Pat James, a retired insurance broker and U.S. Army veteran, got a real kick out of wearing T-shirts with funny sayings and entertaining his nine grandchildren by dressing up in costumes, wigs and hats during the holidays.

One of his gags that really got the kids laughing was a fake thumb he wore with a tip that glowed bright red, said Jean James, his wife of 19 years. In August, when his family was finally able to hold his funeral nearly five months after his death, dozens in attendance lifted up plastic thumbs with glowing red tips in salute to the Arlington man who made so many people happy.

Pat James died March 16, 2020, at age 77. He was the first person in Arlington and in Tarrant County confirmed to have died from COVID-19.

“My husband’s goal in life was to make people laugh,” said Jean James, who still lives at the Texas Masonic Retirement Center that she and her husband called home for three years. “He was very kind and caring. He seemed really quiet— but then again not— because he had the best sense of humor.”

Weeks before the one-year anniversary of her husband’s death, Jean James received her second dose of the Moderna COVID-19 vaccine at the Arlington Fire Department’s emergency mass vaccination site. Recalling how quickly her husband’s flu-like symptoms became deadly in the span of a few days, Jean James encourages others to protect themselves and their loved ones from the coronavirus.

"Every day that week I said, ‘Let me take you back to the ER.’ He wasn’t getting better. On Thursday, I called the nurse and she came down a couple hours later. His oxygen levels were in the 60s. She immediately went outside and called 911. They took him and that was the last time I saw him,” she said. “I didn’t have a chance to say goodbye.”

Over the past year, Tarrant County has seen its number of confirmed COVID-19 deaths grow to more than 3,000. In Arlington, which has more than 525 confirmed COVID-19 deaths, the Fire Department continues its efforts to vaccine eligible individuals against the coronavirus and to help reduce the strain on local hospital system. Between Dec. 28, 2020 and March 9, 2021, more than 122,000 COVID-19 vaccines total have been administered between the Fire Department’s Esports Stadium Arlington site and the Community Vaccination Center at Globe Life Field.

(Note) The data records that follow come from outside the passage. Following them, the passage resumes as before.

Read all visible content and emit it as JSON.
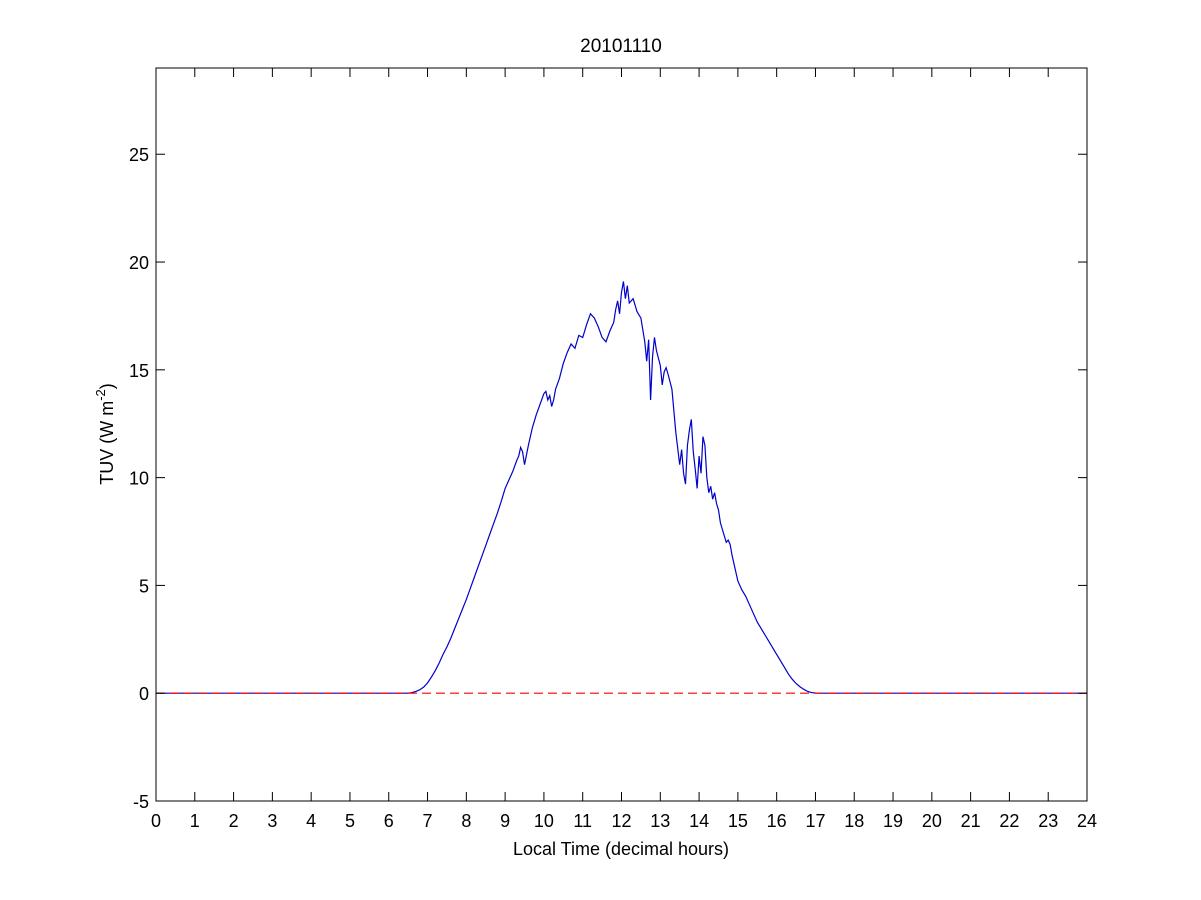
{
  "chart_data": {
    "type": "line",
    "title": "20101110",
    "xlabel": "Local Time (decimal hours)",
    "ylabel": {
      "main": "TUV (W m",
      "superscript": "-2",
      "suffix": ")"
    },
    "xlim": [
      0,
      24
    ],
    "ylim": [
      -5,
      29
    ],
    "xticks": [
      0,
      1,
      2,
      3,
      4,
      5,
      6,
      7,
      8,
      9,
      10,
      11,
      12,
      13,
      14,
      15,
      16,
      17,
      18,
      19,
      20,
      21,
      22,
      23,
      24
    ],
    "yticks": [
      -5,
      0,
      5,
      10,
      15,
      20,
      25
    ],
    "grid": false,
    "series": [
      {
        "color": "#0000cc",
        "style": "solid",
        "x": [
          0,
          6.5,
          6.6,
          6.7,
          6.8,
          6.9,
          7.0,
          7.1,
          7.2,
          7.3,
          7.4,
          7.5,
          7.6,
          7.7,
          7.8,
          7.9,
          8.0,
          8.1,
          8.2,
          8.3,
          8.4,
          8.5,
          8.6,
          8.7,
          8.8,
          8.9,
          9.0,
          9.1,
          9.2,
          9.3,
          9.35,
          9.4,
          9.45,
          9.5,
          9.6,
          9.7,
          9.8,
          9.9,
          10.0,
          10.05,
          10.1,
          10.15,
          10.2,
          10.25,
          10.3,
          10.4,
          10.5,
          10.6,
          10.7,
          10.8,
          10.9,
          11.0,
          11.1,
          11.2,
          11.3,
          11.4,
          11.5,
          11.6,
          11.7,
          11.8,
          11.85,
          11.9,
          11.95,
          12.0,
          12.05,
          12.1,
          12.15,
          12.2,
          12.3,
          12.4,
          12.5,
          12.6,
          12.65,
          12.7,
          12.75,
          12.8,
          12.85,
          12.9,
          13.0,
          13.05,
          13.1,
          13.15,
          13.2,
          13.3,
          13.4,
          13.5,
          13.55,
          13.6,
          13.65,
          13.7,
          13.75,
          13.8,
          13.85,
          13.9,
          13.95,
          14.0,
          14.05,
          14.1,
          14.15,
          14.2,
          14.25,
          14.3,
          14.35,
          14.4,
          14.45,
          14.5,
          14.55,
          14.6,
          14.65,
          14.7,
          14.75,
          14.8,
          14.85,
          14.9,
          14.95,
          15.0,
          15.1,
          15.2,
          15.3,
          15.4,
          15.5,
          15.6,
          15.7,
          15.8,
          15.9,
          16.0,
          16.1,
          16.2,
          16.3,
          16.4,
          16.5,
          16.6,
          16.7,
          16.8,
          16.9,
          17.0,
          17.1,
          17.2,
          17.3,
          24
        ],
        "values": [
          0,
          0,
          0.03,
          0.08,
          0.16,
          0.28,
          0.48,
          0.75,
          1.05,
          1.4,
          1.8,
          2.15,
          2.55,
          3.0,
          3.45,
          3.9,
          4.35,
          4.85,
          5.35,
          5.85,
          6.35,
          6.85,
          7.35,
          7.85,
          8.35,
          8.9,
          9.5,
          9.9,
          10.3,
          10.8,
          11.0,
          11.4,
          11.2,
          10.6,
          11.5,
          12.3,
          12.9,
          13.4,
          13.9,
          14.0,
          13.6,
          13.8,
          13.3,
          13.6,
          14.1,
          14.6,
          15.3,
          15.8,
          16.2,
          16.0,
          16.6,
          16.5,
          17.1,
          17.6,
          17.4,
          17.0,
          16.5,
          16.3,
          16.8,
          17.2,
          17.8,
          18.2,
          17.6,
          18.6,
          19.1,
          18.3,
          18.9,
          18.1,
          18.3,
          17.7,
          17.4,
          16.3,
          15.4,
          16.4,
          13.6,
          15.6,
          16.5,
          15.9,
          15.2,
          14.3,
          14.9,
          15.1,
          14.8,
          14.1,
          12.1,
          10.6,
          11.3,
          10.2,
          9.7,
          11.5,
          12.2,
          12.7,
          11.2,
          10.4,
          9.5,
          11.0,
          10.2,
          11.9,
          11.5,
          10.0,
          9.3,
          9.6,
          9.0,
          9.3,
          8.8,
          8.5,
          7.9,
          7.6,
          7.3,
          7.0,
          7.1,
          6.9,
          6.4,
          6.0,
          5.6,
          5.2,
          4.8,
          4.5,
          4.1,
          3.7,
          3.3,
          3.0,
          2.7,
          2.4,
          2.1,
          1.8,
          1.5,
          1.2,
          0.9,
          0.65,
          0.45,
          0.3,
          0.18,
          0.08,
          0.03,
          0.01,
          0,
          0,
          0,
          0
        ]
      },
      {
        "color": "#ff0000",
        "style": "dashed",
        "x": [
          0,
          24
        ],
        "values": [
          0,
          0
        ]
      }
    ]
  }
}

Jean James, 76, said she feels relieved to among the first in the community to be vaccinated. She said she doesn’t want others to feel the pain she and her family have experienced suddenly losing Pat, a long-time community volunteer who was involved in Boys Scouts of America, his church’s youth mentoring program, the Masons, and the Shriners.

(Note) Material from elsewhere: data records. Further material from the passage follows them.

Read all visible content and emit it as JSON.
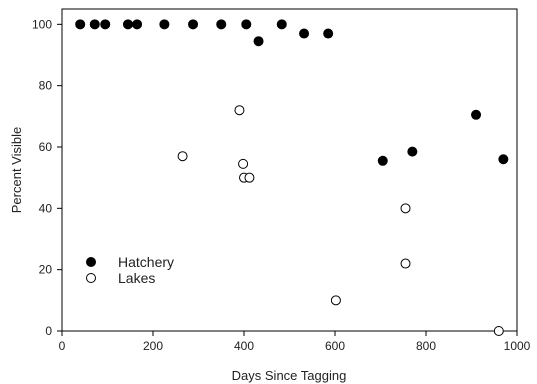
{
  "chart_data": {
    "type": "scatter",
    "title": "",
    "xlabel": "Days Since Tagging",
    "ylabel": "Percent Visible",
    "xlim": [
      0,
      1000
    ],
    "ylim": [
      0,
      105
    ],
    "x_ticks": [
      0,
      200,
      400,
      600,
      800,
      1000
    ],
    "y_ticks": [
      0,
      20,
      40,
      60,
      80,
      100
    ],
    "grid": false,
    "legend_position": "lower-left",
    "series": [
      {
        "name": "Hatchery",
        "marker": "filled-circle",
        "color": "#000000",
        "points": [
          {
            "x": 40,
            "y": 100
          },
          {
            "x": 72,
            "y": 100
          },
          {
            "x": 95,
            "y": 100
          },
          {
            "x": 145,
            "y": 100
          },
          {
            "x": 165,
            "y": 100
          },
          {
            "x": 225,
            "y": 100
          },
          {
            "x": 288,
            "y": 100
          },
          {
            "x": 350,
            "y": 100
          },
          {
            "x": 405,
            "y": 100
          },
          {
            "x": 432,
            "y": 94.5
          },
          {
            "x": 483,
            "y": 100
          },
          {
            "x": 532,
            "y": 97
          },
          {
            "x": 585,
            "y": 97
          },
          {
            "x": 705,
            "y": 55.5
          },
          {
            "x": 770,
            "y": 58.5
          },
          {
            "x": 910,
            "y": 70.5
          },
          {
            "x": 970,
            "y": 56
          }
        ]
      },
      {
        "name": "Lakes",
        "marker": "open-circle",
        "color": "#000000",
        "points": [
          {
            "x": 265,
            "y": 57
          },
          {
            "x": 390,
            "y": 72
          },
          {
            "x": 398,
            "y": 54.5
          },
          {
            "x": 400,
            "y": 50
          },
          {
            "x": 412,
            "y": 50
          },
          {
            "x": 602,
            "y": 10
          },
          {
            "x": 755,
            "y": 40
          },
          {
            "x": 755,
            "y": 22
          },
          {
            "x": 960,
            "y": 0
          }
        ]
      }
    ]
  }
}
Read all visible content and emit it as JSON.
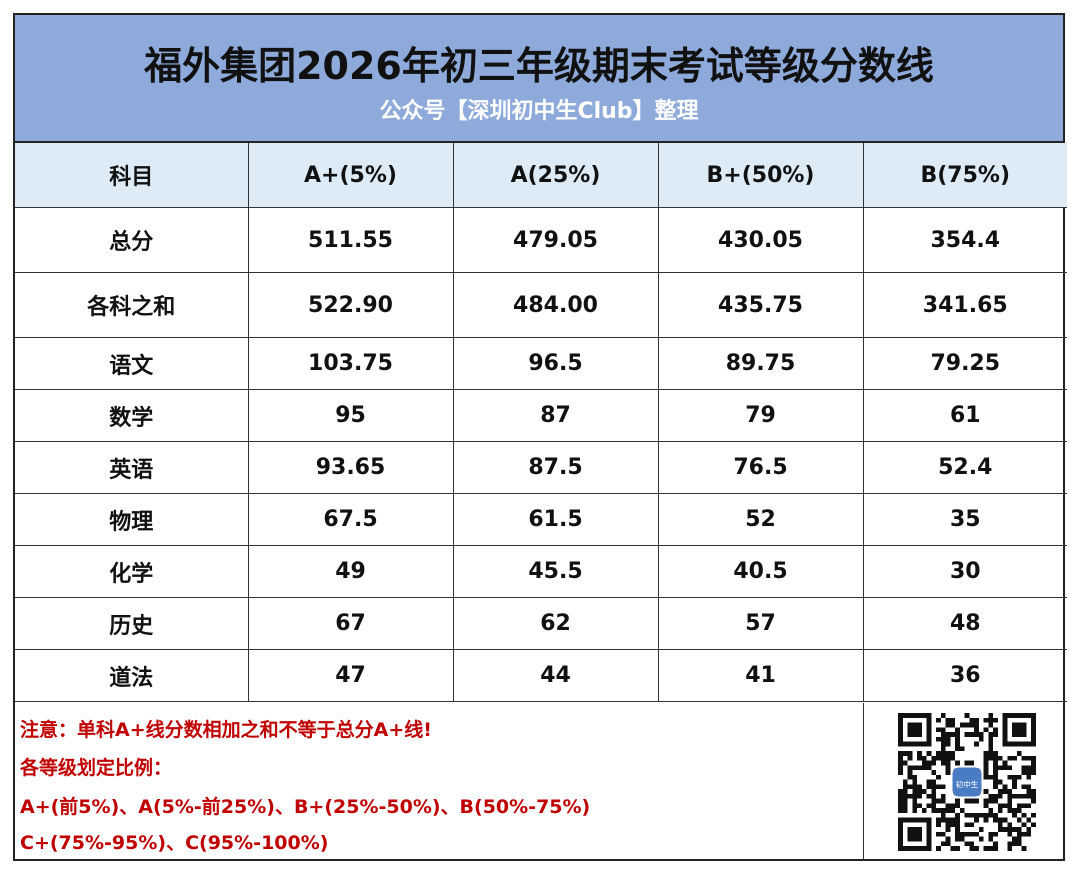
{
  "header": {
    "title": "福外集团2026年初三年级期末考试等级分数线",
    "subtitle": "公众号【深圳初中生Club】整理"
  },
  "table": {
    "columns": [
      "科目",
      "A+(5%)",
      "A(25%)",
      "B+(50%)",
      "B(75%)"
    ],
    "rows": [
      [
        "总分",
        "511.55",
        "479.05",
        "430.05",
        "354.4"
      ],
      [
        "各科之和",
        "522.90",
        "484.00",
        "435.75",
        "341.65"
      ],
      [
        "语文",
        "103.75",
        "96.5",
        "89.75",
        "79.25"
      ],
      [
        "数学",
        "95",
        "87",
        "79",
        "61"
      ],
      [
        "英语",
        "93.65",
        "87.5",
        "76.5",
        "52.4"
      ],
      [
        "物理",
        "67.5",
        "61.5",
        "52",
        "35"
      ],
      [
        "化学",
        "49",
        "45.5",
        "40.5",
        "30"
      ],
      [
        "历史",
        "67",
        "62",
        "57",
        "48"
      ],
      [
        "道法",
        "47",
        "44",
        "41",
        "36"
      ]
    ]
  },
  "notes": [
    "注意：单科A+线分数相加之和不等于总分A+线!",
    "各等级划定比例：",
    "A+(前5%)、A(5%-前25%)、B+(25%-50%)、B(50%-75%)",
    "C+(75%-95%)、C(95%-100%)"
  ],
  "qr": {
    "center_label": "初中生",
    "icon": "qr-code-icon"
  },
  "colors": {
    "title_bg": "#8eaadb",
    "header_bg": "#ddebf7",
    "note_text": "#c00000",
    "subtitle_text": "#ffffff"
  }
}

“To me, it’s the scariest thing that we are facing in our lives or ever have faced in our lives,” Jean James said of the virus responsible for more than 525,000 deaths in the United States. “The only way we can get control of it is if people get vaccinated.”

“If we don’t get it, it’s going to spread,” she added. “Many people will say ‘Oh my, I had COVID and it wasn’t that bad.’ Well no, you are still here. The ones who had it bad are not still here.”